内容提要:唐代的黄口指年龄为1~3岁的婴、幼儿。由于2岁方能入籍已成为唐代人口统计的通例,因而1岁婴儿的著录主要见于手实文书中。而2~3岁幼儿的著录往往要经过“入帐”和“入籍”两个环节,最后通过“帐后附”的形式登录户籍。就性质而言,这些入籍的黄口属于“帐后新生附”,一定程度上反映了唐代人口统计和籍帐编造的实际。

 

关键词:唐代 黄口 户籍 帐后附 敦煌吐鲁番文书

中国古代的人口统计中,常有黄、小、中、丁、老的年龄分别。比如唐代的丁中划分,中央王朝有明确规定:“凡男女始生为黄,四岁为小,十六岁为中,二十有一为丁,六十为老。”由此可知,三岁以下的“黄口小儿”同样是官方人口统计中必不可少的一部分。但揆之史籍和出土文献,不难发现,1~3岁黄男、黄女的著录与口数统计,通常多不为官方所重视,以致在敦煌吐鲁番籍帐文书中常有黄口脱漏的记载。长期以来,学界对与赋役、差科密切相关的丁、中、老口及寡妻妾、大女、中女等给予关注,但始终没有将黄口视为籍帐研究中的一个重要问题而予以认真考虑。鉴于此,笔者结合敦煌吐鲁番所出籍帐文书,尝试对唐代黄男、黄女的著录进行梳理,并重点分析一岁婴儿和两至三岁幼儿在官方著籍中的不同。

 

一、手实中一岁黄口的著录

 

 中国古代,官民的年龄通常按照虚岁来计算,凡自然人一经出生即记为一岁。《周礼·小司寇》云:司民,掌登万民之数,自生齿以上,皆书于版。又曰: “小司寇之职……及大比,登民数,自生齿以上,登于天府。”这说明周朝已经建立了一套较为完备的人口调查和登记制度, 包括“自生齿以上”(不满一岁) 的全部男女老幼和各种身份的人口,官方都要如实地统计和著录。里耶秦简8—550号简: “皙色,长二尺五寸,年五月。典和占。” 这名五个月大的婴儿嬒皮肤白皙,身长二尺五寸,是由里典“和”来登记的,可见秦代的人口著录甚为严格,已涉及年龄、肤色和身长等信息。《居延汉简》、《额济纳汉简》和《居延新简》中分别有“子□□年一用穀一斗”  “子小男骏年一,见在署,用穀七斗六升少” 和 “子小男益有年一岁” 的记载,可见汉代的人口统计中,同样包括了 “年一”“年一岁”的新生口(婴儿) 。

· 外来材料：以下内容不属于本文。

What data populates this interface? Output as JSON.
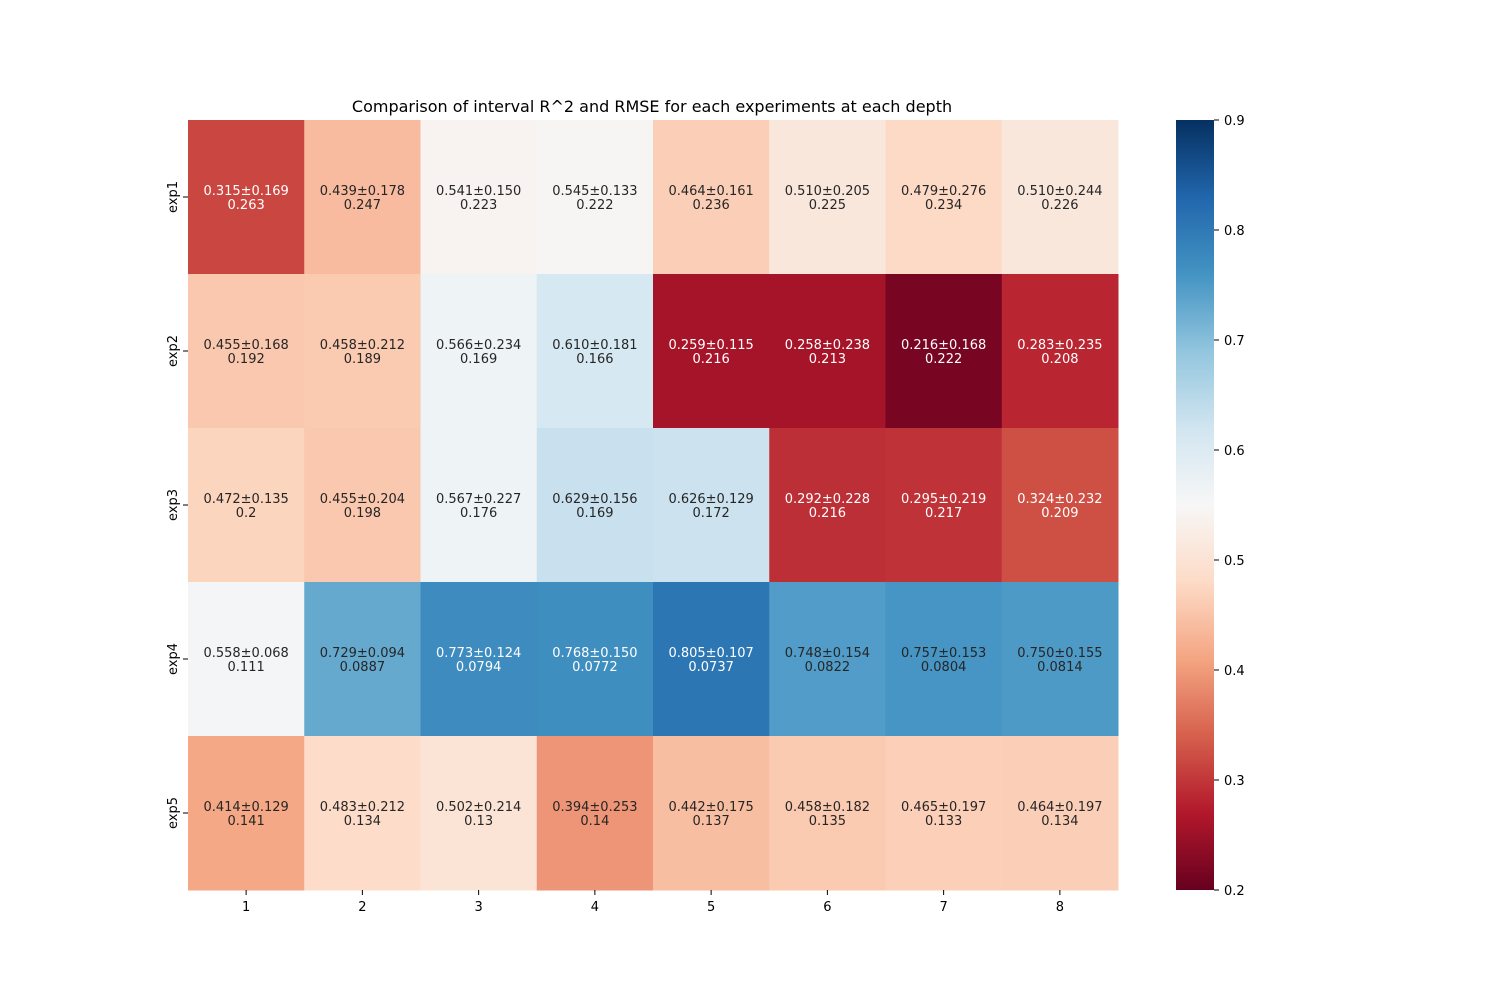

一岁婴儿的著籍,现知最早见于《前秦建元二十年(384)三月高昌郡高宁县都乡安邑里籍》。这件户籍著录的“新上”(即新登记入籍)人口中有1~3岁的小男、小女5人。即第一户户主□奴之女□蒲,年一岁,小女。第二户户主崔奣,奣弟之二子崔生、崔麴,年龄分别为三岁、一岁,均为小男。第三户中亦有2名小男明、平,年龄分别为三岁、一岁。由此看出,前秦的入籍人口包括了年龄仅为1 岁的婴儿。按照古代通常以虚岁来计算年龄的通例,那些新诞的所谓 “新生儿”,同样属于“年一”的范围之内,他们通常以“新上”的方式编入户籍。S.113《西凉建初十二年(416)正月敦煌郡敦煌县西宕乡高昌里籍》有“仙息女宫年一” “金息男养年二” “腾女妹华年二” “媚男弟兴年二”的记载,只是西凉的丁中制度中并没有黄口的划分,因而这些1~2岁的婴幼儿统一被归入小口中。此外,S.613v《大统十三年(547)瓜州效谷郡计帐、户籍》有“口卌一女年一已上”的条目,说明一岁的新生口在西魏的计帐中已有明确的统计与著录。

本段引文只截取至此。